Linda Speer did not shift her head one inch from her work when Frank Clancy spoke. 'I'm sorry, I can't. I'm busy.' She sounded irked by the disturbance.

Clancy glanced around the office, admiring the rosewood furniture, subdued lighting, green leather sofa and small drinks trolley tucked discreetly in one corner.

'I'd like to talk with you now, if you don't mind,' he pressed.

Speer gave him a jaundiced look, making Clancy feel even more uncomfortable. He sensed how poor his dress code was compared to the Gucci wonder in front.

'Who are you?' she snapped, eyes back on the paperwork.

'My name's Frank Clancy. I'm the haematologist here.'

'So?'

'I'd like to talk with you about a problem I have.'

'I hope it's a medical problem,' grunted Speer, still not looking up, 'otherwise I'd suggest you check if the social workers are still in the house.'

Clancy ignored the cheap jibe. 'No, in fact, it's about one of your patients.'

Speer stopped writing and turned around. 'And what,' she said slowly, her accent more exaggerated than usual, 'would you be doing with one of my patients?' One eyebrow cocked up. The tone of the question almost suggested sexual impropriety and Clancy had to clear his throat to hide his discomfort. He noticed a smile curl at the edge of Speer's lips.
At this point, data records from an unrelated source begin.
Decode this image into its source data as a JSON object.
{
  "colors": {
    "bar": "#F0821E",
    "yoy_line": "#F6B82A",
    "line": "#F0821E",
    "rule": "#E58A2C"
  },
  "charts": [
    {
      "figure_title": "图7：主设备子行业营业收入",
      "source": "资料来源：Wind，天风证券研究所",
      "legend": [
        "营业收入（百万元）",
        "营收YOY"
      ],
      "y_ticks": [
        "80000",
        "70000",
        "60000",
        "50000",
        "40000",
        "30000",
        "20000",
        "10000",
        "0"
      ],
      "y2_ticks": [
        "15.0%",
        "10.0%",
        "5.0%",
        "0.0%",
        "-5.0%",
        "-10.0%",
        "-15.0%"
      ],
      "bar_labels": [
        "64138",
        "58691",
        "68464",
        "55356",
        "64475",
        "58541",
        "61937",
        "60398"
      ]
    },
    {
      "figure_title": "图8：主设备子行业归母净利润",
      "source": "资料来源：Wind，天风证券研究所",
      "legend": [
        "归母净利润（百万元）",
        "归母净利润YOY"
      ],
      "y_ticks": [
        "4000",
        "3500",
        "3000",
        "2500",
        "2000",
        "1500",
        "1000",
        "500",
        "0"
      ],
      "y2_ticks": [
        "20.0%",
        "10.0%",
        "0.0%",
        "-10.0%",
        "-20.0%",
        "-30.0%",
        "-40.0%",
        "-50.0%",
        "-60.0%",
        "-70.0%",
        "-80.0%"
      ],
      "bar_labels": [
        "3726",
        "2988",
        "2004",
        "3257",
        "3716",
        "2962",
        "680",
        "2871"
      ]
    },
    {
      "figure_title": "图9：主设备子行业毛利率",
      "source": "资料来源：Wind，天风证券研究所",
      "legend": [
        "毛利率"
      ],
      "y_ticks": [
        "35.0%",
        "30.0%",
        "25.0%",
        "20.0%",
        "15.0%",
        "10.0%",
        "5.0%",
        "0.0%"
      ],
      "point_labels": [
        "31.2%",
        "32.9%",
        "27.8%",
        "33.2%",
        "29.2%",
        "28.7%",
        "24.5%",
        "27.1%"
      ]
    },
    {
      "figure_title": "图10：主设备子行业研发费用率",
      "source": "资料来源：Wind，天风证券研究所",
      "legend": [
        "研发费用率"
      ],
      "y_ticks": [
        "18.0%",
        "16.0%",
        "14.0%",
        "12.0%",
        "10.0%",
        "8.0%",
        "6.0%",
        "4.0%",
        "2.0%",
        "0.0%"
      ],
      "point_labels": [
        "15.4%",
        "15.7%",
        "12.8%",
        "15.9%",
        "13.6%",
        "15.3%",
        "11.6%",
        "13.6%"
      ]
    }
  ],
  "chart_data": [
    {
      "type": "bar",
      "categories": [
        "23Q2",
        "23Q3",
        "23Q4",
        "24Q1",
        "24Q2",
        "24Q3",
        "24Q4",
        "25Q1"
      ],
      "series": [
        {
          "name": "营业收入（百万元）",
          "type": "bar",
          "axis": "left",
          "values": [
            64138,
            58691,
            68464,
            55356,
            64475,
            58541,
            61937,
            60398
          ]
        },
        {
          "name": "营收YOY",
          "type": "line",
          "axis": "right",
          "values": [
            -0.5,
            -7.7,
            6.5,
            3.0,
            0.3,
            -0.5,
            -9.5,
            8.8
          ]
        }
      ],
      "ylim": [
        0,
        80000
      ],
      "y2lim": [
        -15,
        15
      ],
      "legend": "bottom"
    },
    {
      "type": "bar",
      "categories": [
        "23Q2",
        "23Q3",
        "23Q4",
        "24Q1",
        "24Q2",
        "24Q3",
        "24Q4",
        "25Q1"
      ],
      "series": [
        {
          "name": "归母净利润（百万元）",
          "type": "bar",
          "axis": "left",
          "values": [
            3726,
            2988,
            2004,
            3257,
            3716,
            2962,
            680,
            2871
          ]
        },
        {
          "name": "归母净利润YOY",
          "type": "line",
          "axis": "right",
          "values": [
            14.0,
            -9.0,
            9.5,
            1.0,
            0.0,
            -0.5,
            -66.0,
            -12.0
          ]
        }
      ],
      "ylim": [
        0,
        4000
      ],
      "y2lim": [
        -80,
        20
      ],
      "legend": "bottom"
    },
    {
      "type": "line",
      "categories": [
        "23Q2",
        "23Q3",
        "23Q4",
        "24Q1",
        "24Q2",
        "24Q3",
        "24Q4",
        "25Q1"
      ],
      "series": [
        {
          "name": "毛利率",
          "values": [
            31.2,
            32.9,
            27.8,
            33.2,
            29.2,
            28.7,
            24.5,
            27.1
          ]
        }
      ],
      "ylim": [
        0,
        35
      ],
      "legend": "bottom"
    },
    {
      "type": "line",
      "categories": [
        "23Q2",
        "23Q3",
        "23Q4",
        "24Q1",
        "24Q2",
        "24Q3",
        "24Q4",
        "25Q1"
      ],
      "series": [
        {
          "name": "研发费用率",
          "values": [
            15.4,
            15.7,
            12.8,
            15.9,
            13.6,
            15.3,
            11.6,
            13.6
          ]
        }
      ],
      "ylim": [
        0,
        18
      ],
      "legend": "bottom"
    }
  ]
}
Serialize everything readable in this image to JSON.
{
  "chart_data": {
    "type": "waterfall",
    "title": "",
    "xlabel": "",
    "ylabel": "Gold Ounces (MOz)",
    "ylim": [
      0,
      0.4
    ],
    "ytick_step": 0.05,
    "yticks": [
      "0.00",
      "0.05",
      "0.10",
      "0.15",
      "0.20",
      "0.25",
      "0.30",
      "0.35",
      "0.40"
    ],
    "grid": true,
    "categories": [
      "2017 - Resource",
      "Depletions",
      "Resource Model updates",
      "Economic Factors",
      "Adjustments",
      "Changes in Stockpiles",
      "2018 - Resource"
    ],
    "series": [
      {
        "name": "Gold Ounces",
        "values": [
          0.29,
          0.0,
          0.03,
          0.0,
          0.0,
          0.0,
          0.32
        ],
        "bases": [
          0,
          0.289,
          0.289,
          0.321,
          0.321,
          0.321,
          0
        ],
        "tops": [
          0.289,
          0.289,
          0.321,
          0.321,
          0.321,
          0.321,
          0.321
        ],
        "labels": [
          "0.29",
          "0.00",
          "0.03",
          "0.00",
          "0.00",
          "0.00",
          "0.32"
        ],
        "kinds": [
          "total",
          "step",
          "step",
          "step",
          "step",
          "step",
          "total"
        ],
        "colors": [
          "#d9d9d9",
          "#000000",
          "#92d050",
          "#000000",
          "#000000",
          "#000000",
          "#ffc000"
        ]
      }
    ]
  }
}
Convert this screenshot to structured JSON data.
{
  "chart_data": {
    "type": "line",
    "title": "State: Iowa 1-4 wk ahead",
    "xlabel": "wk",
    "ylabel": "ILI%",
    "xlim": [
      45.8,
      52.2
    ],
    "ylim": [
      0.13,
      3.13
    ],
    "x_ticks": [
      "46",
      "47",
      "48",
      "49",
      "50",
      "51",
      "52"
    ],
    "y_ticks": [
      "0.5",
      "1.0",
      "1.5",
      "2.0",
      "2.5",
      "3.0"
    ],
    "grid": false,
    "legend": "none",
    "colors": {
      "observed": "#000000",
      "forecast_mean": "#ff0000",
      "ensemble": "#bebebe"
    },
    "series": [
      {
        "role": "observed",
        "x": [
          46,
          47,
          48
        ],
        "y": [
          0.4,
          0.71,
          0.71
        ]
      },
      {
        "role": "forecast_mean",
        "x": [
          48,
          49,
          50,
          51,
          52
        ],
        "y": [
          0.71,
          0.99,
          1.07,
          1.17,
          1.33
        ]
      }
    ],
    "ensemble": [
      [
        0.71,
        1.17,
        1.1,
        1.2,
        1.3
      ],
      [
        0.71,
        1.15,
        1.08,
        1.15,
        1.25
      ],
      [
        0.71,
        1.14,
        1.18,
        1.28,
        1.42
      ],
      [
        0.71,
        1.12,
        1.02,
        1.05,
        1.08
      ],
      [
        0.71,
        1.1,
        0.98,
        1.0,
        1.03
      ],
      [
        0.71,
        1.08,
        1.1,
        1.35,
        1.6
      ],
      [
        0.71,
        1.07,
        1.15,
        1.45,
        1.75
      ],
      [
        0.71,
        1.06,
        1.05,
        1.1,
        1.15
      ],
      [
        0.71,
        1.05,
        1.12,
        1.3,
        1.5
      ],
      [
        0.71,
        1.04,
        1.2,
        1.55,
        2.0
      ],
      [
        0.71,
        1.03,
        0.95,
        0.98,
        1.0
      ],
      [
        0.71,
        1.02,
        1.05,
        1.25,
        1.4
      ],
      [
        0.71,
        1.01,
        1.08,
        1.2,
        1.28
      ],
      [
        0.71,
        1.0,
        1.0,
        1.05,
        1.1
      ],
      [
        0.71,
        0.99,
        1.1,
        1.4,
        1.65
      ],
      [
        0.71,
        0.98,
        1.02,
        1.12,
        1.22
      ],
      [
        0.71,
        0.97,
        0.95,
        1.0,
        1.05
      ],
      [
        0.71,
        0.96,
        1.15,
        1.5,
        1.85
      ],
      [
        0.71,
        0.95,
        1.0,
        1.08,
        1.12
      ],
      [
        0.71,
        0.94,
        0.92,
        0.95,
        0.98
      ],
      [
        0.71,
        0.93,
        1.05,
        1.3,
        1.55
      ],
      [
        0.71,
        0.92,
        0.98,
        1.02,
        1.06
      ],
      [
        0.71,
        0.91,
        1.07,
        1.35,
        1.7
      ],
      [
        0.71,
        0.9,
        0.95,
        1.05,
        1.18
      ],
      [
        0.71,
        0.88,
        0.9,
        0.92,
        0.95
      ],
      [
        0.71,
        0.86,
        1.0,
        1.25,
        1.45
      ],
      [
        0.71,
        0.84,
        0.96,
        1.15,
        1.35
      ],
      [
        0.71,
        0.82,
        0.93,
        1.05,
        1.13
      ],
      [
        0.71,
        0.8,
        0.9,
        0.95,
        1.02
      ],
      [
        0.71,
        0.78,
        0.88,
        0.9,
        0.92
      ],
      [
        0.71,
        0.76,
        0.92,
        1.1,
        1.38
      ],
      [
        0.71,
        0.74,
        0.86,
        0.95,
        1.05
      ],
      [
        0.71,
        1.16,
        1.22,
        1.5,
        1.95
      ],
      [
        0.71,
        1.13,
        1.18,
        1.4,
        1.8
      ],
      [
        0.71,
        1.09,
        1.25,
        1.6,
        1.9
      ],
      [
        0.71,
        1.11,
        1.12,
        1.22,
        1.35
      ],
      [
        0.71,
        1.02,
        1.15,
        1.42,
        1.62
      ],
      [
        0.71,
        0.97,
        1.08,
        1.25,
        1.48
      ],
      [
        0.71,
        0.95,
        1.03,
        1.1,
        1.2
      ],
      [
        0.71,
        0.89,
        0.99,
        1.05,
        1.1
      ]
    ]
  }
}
'It's about a sixty-one-year-old man called Harold Morell,' explained Clancy, reading from the patient's chart which he'd been holding all the time. 'Perhaps you remember him?'

Speer shook her head dismissively. 'No I don't, get on with it.'

Clancy looked at her in surprise, then continued. 'Well, Mr Morell had a triple bypass operation up here about four weeks ago. Everything went very well, and…'

'They usually do,' Speer cut across sharply. 'When our first six months' results are published next week you'll know just how well our work is going.'

Clancy tugged at the glasses in the breast pocket of his white coat nervously. He'd read in the national press that a cheque for twenty million pounds, EEC money, would be handed over to John Regan at a government press conference on Wednesday, 20 May. He'd planned to be out that evening. He knew he wouldn't stomach all the crowing.

'Yes, I'm sure we will. However there's one problem bothering me.'

'And you want me to help?' Speer's attention was drifting, Clancy sensed that. Her eyes had started to wander.

'Well, there's something I thought you might be able to
shed some light on, certainly.' Clancy moved closer and set Harold Morell's chart down on the desk, quickly turning the pages. A whiff of expensive perfume reached his nostrils.